With such powerful, far-reaching correlations across asset classes (stocks, bonds, commodities) and across the globe (Americas, Europe, Asia) does such a thing as a safe haven investment even exist?
When world inflation is already high and getting higher, how can we safely store value without losing purchasing power a day at a time?
One step prudent investors are taking
I’ve been going back over and over to Ray Dalio’s fantastic book Principles for Dealing with the Changing World Order. Along with many other insights, Dalio offers some practical advice about the importance of savings diversification. A lack of correlation between assets is paramount.
He also provided an absolutely prescient analysis of the world’s current economic woes back in 2019, and made one specific recommendation:
I believe that it would be both risk-reducing and return-enhancing to consider adding gold to one’s portfolio.
I believe that gold is an effective portfolio diversifier.
Furthermore, Dalio says “most investors are underweighted” in safe-haven assets like gold, “meaning that if they just wanted to have a better balanced portfolio to reduce risk, they would have more of this sort of asset” like gold.
Regardless of what you may think of Dalio as a person, take note of this: his company Bridgewater’s flagship fund gained 32% during the first half of the year.
It seems to me that one of the world’s most successful investors is saying, “Buy gold – more than you think you need. If you already own gold, buy more.”
I don’t think that’s an exaggeration!
Of course, no one can be right every single time. Dalio’s advice might not be right for your particular financial goals. Whether you diversify your savings with physical precious metals like gold today or not is completely up to you.

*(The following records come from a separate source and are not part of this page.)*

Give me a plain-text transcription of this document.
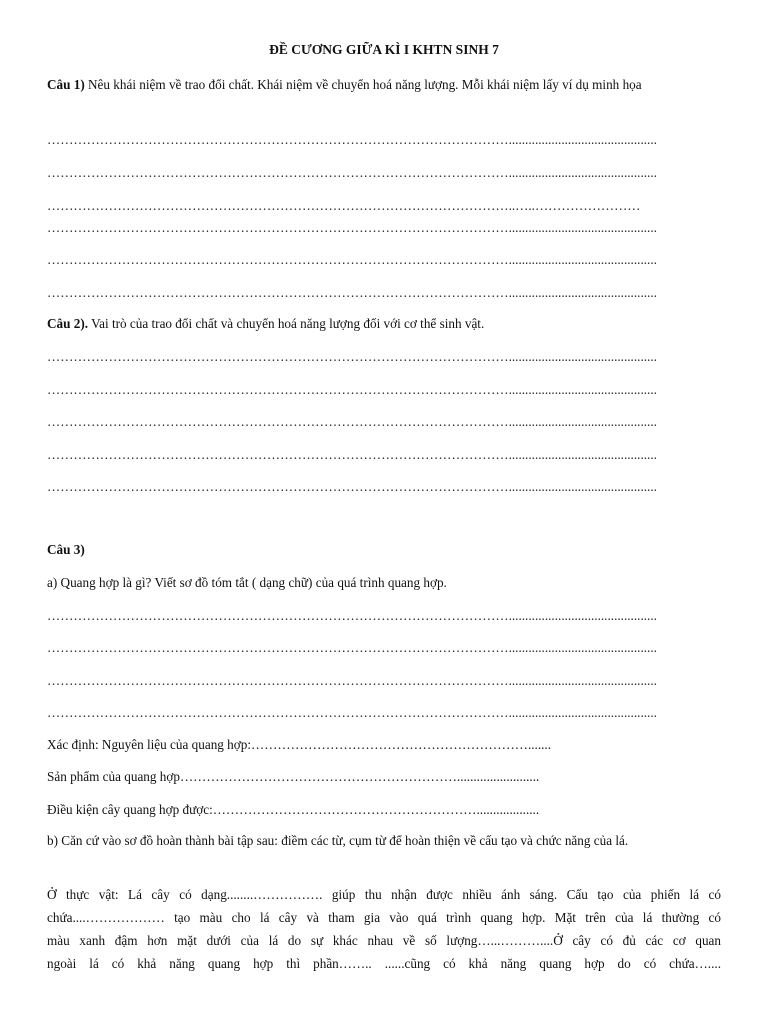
ĐỀ CƯƠNG GIỮA KÌ I KHTN SINH 7
Câu 1) Nêu khái niệm về trao đổi chất. Khái niệm về chuyển hoá năng lượng. Mỗi khái niệm lấy ví dụ minh họa
…………………………………………………………………………………………….............................................
…………………………………………………………………………………………….............................................
……………………………………………………………………………………………..…..……………………
…………………………………………………………………………………………….............................................
…………………………………………………………………………………………….............................................
…………………………………………………………………………………………….............................................
Câu 2). Vai trò của trao đổi chất và chuyển hoá năng lượng đối với cơ thể sinh vật.
…………………………………………………………………………………………….............................................
…………………………………………………………………………………………….............................................
…………………………………………………………………………………………….............................................
…………………………………………………………………………………………….............................................
…………………………………………………………………………………………….............................................
Câu 3)
a) Quang hợp là gì? Viết sơ đồ tóm tắt ( dạng chữ) của quá trình quang hợp.
…………………………………………………………………………………………….............................................
…………………………………………………………………………………………….............................................
…………………………………………………………………………………………….............................................
…………………………………………………………………………………………….............................................
Xác định: Nguyên liệu của quang hợp:……………………………………………………….......
Sản phẩm của quang hợp……………………………………………………….........................
Điều kiện cây quang hợp được:……………………………………………………...................
b) Căn cứ vào sơ đồ hoàn thành bài tập sau: điềm các từ, cụm từ để hoàn thiện về cấu tạo và chức năng của lá.
Ở thực vật: Lá cây có dạng........……………. giúp thu nhận được nhiều ánh sáng. Cấu tạo của phiến lá có
chứa....……………… tạo màu cho lá cây và tham gia vào quá trình quang hợp. Mặt trên của lá thường có
màu xanh đậm hơn mặt dưới của lá do sự khác nhau về số lượng…...………....Ở cây có đủ các cơ quan
ngoài lá có khả năng quang hợp thì phần…….. ......cũng có khả năng quang hợp do có chứa…....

If you’re interested in protecting your retirement savings with a gold IRA, you can learn more here.
If you don’t, I think you’ll have ample reasons to reconsider in the near future. The great thing about physical precious metals like gold and silver are economically resilient. As Adam Trexler said,
The best time to buy gold is before a crisis.
Because once the crisis starts, it’ll likely be much more difficult and expensive to do so.